# What countries have you imported music from?



## vavaving (Apr 20, 2009)

As far as I can remember I've ordered albums from Argentina, Canada, Denmark, Deutschland, France, Italy, Japan, Spain, and the United Kingdom, via online shops (often using google to translate into vague English). I've even set off alarms with financial institutions who have cancelled my purchases; how silly (protecting me from myself)! Shipping can cost much more than a CD, but I'd say it has been worth it.


----------



## Tapkaara (Apr 18, 2006)

I've ordered mostly from Japan, but a few from Finland and France, too.


----------



## Mirror Image (Apr 20, 2009)

England, France, Russia, Hungary, Romania, Italy, Czechoslovakia, Germany...


----------



## vavaving (Apr 20, 2009)

I have a fair amount of Bohemian music but haven't purchased directly from there. Nothing from Timbuctu either.


----------



## Aramis (Mar 1, 2009)

One used CD set from Italy and one, maybe two CDs from United States.


----------



## bassClef (Oct 29, 2006)

Mirror Image said:


> England, France, Russia, Hungary, Romania, Italy, Czechoslovakia, Germany...
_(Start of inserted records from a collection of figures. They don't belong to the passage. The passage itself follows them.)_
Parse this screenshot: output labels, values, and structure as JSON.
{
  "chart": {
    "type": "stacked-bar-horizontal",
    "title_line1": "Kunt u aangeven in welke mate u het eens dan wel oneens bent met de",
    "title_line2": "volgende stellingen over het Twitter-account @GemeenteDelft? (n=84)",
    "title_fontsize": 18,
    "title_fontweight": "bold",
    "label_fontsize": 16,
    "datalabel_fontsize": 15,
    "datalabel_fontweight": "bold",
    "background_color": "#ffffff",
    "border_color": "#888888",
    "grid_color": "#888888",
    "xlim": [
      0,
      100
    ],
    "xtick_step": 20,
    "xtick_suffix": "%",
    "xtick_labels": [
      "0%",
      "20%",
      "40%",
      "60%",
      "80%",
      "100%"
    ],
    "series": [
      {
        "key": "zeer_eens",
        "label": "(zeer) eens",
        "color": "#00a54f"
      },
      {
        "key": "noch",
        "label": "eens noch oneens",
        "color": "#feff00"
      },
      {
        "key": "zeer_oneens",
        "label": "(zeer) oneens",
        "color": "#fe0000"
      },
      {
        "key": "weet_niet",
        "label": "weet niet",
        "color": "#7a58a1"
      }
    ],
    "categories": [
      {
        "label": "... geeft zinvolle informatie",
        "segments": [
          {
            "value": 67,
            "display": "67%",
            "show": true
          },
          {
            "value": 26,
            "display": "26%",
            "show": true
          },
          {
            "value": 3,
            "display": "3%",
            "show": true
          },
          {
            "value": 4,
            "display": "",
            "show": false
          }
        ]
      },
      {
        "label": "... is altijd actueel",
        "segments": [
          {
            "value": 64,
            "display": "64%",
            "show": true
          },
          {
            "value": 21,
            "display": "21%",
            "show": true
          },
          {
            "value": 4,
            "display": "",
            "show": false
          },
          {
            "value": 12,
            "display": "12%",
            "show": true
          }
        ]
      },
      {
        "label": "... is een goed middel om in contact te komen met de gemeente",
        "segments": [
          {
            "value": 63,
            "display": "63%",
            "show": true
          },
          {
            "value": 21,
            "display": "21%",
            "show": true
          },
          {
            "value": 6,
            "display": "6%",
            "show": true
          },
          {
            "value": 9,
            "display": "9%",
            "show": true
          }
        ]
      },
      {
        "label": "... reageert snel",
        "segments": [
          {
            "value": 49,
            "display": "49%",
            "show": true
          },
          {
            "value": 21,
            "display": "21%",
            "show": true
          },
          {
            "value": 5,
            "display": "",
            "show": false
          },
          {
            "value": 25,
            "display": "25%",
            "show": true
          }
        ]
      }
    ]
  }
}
It's called The Czech Republic now! (and Slovakia separately)



vavaving said:


> I have a fair amount of Bohemian music but haven't purchased directly from there.


Ditto!


----------



## bdelykleon (May 21, 2009)

US, UK, Spain, Portugal, France, Italy, Germany, Austria, Czechia, Slovachia, Russia, Greece, Turkey, Japan, Argentina and Chile.


----------



## handlebar (Mar 19, 2009)

The UK,Germany and soon,Switzerland.

Jim


----------